I’m afraid of you.
According to a recent survey (McAdam LLC and Harris Poll 2015) of more than 2000 Americans, 71% said some aspect of meeting with a financial advisor scared them. The most common reasons cited were costs, trust and the inability of an advisor to help them with their financial situation.
However, a majority of CFP professionals feel having the CFP designation increases the trust and confidence levels for clients, according to a survey by the CFP Board of Standards Inc. and Aite Group.
What accounts for the disconnect? The Financial Services industry has traditionally lead with a left-brain approach: research, analytical and factual. But at least 50% of your clients lead with a right-brain approach that is based on feelings and relationships.
With the current market volatility, the fact that you have educated your pre-retirees on withdrawals in a declining stock market means very little when facing hard choices about retiring triggers your client’s emotions. They are scared about having to work longer, potentially cutback the “dream lifestyle” or just having to live with the uncertainty of it all.

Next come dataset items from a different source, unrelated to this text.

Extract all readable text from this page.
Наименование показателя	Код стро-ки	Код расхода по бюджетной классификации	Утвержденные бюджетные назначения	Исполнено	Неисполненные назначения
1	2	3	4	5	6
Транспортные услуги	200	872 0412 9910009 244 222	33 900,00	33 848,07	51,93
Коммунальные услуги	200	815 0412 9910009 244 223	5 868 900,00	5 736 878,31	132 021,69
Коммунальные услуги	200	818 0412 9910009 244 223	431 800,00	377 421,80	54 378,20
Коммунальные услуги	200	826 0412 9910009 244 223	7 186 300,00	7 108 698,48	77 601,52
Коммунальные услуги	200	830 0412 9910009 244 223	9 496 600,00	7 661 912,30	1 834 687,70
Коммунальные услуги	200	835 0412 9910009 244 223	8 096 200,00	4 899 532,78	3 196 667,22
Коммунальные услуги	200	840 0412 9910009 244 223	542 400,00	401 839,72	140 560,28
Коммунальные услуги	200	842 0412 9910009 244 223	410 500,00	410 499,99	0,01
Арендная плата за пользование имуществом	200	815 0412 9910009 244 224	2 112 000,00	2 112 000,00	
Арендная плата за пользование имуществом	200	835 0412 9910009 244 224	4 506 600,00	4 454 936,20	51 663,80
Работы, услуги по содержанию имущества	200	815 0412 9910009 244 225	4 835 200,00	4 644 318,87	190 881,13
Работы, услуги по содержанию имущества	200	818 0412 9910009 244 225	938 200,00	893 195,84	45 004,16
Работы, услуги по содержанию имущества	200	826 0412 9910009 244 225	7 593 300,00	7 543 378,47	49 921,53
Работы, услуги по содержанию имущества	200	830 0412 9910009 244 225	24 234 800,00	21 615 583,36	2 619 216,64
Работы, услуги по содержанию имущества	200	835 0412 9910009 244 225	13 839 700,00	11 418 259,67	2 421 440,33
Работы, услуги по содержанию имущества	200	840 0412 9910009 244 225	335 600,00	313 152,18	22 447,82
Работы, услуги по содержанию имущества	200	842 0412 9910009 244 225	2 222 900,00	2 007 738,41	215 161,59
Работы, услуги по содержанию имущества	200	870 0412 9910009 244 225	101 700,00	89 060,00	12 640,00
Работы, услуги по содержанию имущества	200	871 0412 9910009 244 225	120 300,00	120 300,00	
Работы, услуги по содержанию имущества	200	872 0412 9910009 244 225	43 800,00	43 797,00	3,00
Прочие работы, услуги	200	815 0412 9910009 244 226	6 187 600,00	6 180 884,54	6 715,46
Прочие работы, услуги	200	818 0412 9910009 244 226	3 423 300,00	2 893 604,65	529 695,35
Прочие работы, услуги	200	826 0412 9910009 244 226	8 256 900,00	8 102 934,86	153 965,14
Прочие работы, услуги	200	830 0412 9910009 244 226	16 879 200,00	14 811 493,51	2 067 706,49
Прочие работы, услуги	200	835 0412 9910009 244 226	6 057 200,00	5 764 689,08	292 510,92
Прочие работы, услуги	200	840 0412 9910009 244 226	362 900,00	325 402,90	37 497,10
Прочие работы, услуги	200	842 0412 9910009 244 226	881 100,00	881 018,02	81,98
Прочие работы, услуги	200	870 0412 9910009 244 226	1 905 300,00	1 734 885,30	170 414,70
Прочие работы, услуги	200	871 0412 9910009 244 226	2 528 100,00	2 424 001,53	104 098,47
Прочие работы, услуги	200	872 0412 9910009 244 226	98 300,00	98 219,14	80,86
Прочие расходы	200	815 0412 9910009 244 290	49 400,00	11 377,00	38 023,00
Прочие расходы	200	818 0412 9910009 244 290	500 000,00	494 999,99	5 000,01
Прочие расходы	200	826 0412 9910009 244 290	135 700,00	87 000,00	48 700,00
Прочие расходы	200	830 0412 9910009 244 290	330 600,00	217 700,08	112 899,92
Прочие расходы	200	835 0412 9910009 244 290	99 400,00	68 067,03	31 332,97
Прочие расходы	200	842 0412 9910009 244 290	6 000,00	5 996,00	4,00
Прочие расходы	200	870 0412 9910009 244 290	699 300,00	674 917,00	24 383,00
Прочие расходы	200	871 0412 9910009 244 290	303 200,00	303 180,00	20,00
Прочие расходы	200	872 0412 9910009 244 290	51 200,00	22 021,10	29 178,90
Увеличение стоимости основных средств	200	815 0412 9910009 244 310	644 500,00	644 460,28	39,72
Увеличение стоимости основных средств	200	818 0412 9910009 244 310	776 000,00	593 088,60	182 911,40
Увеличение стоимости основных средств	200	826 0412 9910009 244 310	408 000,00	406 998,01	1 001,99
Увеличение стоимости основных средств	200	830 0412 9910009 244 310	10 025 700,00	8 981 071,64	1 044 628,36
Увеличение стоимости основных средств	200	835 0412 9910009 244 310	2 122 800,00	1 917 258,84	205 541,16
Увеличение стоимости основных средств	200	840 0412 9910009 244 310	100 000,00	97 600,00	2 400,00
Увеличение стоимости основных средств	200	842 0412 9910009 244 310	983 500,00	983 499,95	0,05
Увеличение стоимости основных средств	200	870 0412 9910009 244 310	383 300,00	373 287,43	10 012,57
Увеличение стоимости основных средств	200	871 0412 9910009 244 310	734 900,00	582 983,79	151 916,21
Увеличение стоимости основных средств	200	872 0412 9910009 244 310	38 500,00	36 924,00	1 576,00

This fear can be mitigated by one powerful emotion: TRUST
But is trust a “skill” you can sharpen? While I believe each person has a certain inherent trustability, there are ways you can get beneath the surface of a client to get past their fear factor.
1. Let the client choose how to proceed.
They want to feel like a partner, not being controlled. While you have a formal agenda for each meeting, you might begin the session with a simple question: “At the end of today’s meeting, what would be a good outcome for you?”
2. Stay present and open to not knowing exactly what turn the client might take in your meeting.
Be curious as to the “threads” your client may be unraveling. In your enthusiasm to talk about the carefully crafted portfolio you have designed and the safe withdrawal strategies, your client may be wondering, “What impact will all these uncertainties have on my lifestyle?” It would be best to acknowledge that fear and go down that path to demonstrate a deeper level of awareness.
3. Listen for and carefully observe energy or tone shifts.
This type of intuition is not always an advisor’s strong suit. Your client will give you cues: voice level, eye contact, and pauses. But when you listen to the “what” (fixed income in retirement) and are able to move to the “who” (no longer having income from a job, uncertainty of what’s next), you will build trust as you get at the client’s real fears and help them discover their next best action steps.
Focus on the one skill that will have the greatest impact on your relationships with both prospects and clients: TRUST. And, in return, your clients will face these uncertainties with greater confidence.